Aber mein leichter Optimismus, den ich in der letzten Kolumne geäußert habe, verlangt nach einer Zwischenbilanz. Können wir nach dem Abgang des Mannes mit den Haaren im Gesicht weitere Rücktritte verzeichnen. Leider nicht! Außer einem etwas reuigen Gabriel, der damit versucht, seine Chancen auf Amtserhalt zu wahren, gab es keine besonderen Vorkommnisse. Oder doch?

Felix fiel nach dem vierten Lauf und seinem fünften Platz in ein tiefes Loch. Laura ist genauso wie Arnd auf den Punkt gedopt, pardon, topfit. Andreas trotzt dem Wind und springt ebenfalls zu Gold. Köln verliert gegen Frankfurt und Bayern gewinnt auch mit Co-Trainer.
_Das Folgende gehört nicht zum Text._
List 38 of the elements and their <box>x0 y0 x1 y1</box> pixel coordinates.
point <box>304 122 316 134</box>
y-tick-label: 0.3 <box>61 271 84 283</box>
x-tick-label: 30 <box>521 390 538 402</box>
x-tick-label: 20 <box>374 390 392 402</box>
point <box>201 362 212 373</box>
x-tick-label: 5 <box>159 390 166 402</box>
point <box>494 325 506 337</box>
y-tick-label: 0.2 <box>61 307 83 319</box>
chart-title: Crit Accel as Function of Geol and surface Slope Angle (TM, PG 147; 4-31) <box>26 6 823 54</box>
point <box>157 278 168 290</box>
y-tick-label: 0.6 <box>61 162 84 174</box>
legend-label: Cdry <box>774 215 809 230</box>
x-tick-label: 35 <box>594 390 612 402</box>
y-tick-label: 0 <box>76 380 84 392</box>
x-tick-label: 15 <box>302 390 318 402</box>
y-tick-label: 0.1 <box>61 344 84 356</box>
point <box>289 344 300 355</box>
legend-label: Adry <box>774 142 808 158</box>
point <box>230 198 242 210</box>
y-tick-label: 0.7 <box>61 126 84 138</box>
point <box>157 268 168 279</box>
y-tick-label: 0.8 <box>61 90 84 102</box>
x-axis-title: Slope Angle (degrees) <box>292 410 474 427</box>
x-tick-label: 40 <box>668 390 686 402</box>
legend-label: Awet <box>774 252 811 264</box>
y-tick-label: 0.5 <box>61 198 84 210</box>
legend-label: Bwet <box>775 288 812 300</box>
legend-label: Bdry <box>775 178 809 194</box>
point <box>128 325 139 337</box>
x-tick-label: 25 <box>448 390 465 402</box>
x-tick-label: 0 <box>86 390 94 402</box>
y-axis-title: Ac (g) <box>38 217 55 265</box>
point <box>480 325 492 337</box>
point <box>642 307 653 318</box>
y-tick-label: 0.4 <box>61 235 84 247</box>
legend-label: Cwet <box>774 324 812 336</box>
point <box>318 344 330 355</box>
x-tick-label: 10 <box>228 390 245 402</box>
Außerdem kennt Oxfam, die ich in meiner Kolumne vom 13.05.2016 einmal im Zusammenhang mit der Geflügelproduktion zitiert habe, sich auch mit Vögeln aus und stellt sich auf eine Stufe mit anderen Hilfsorganisationen, die gleichermaßen ihre Macht schändlich ausnutzen, wenn sie vor Ort ihre ach so guten Werke tun. Wenn oben Sexorgien gefeiert werden, braucht man sich über das Benehmen der Untergebenen eben nicht zu wundern.

Und Frau Merkel schließt offenbar nicht einmal mehr eine Minderheitsregierung unter ihrer Führung aus. An einen baldigen Rücktritt ist also wohl nicht zu denken.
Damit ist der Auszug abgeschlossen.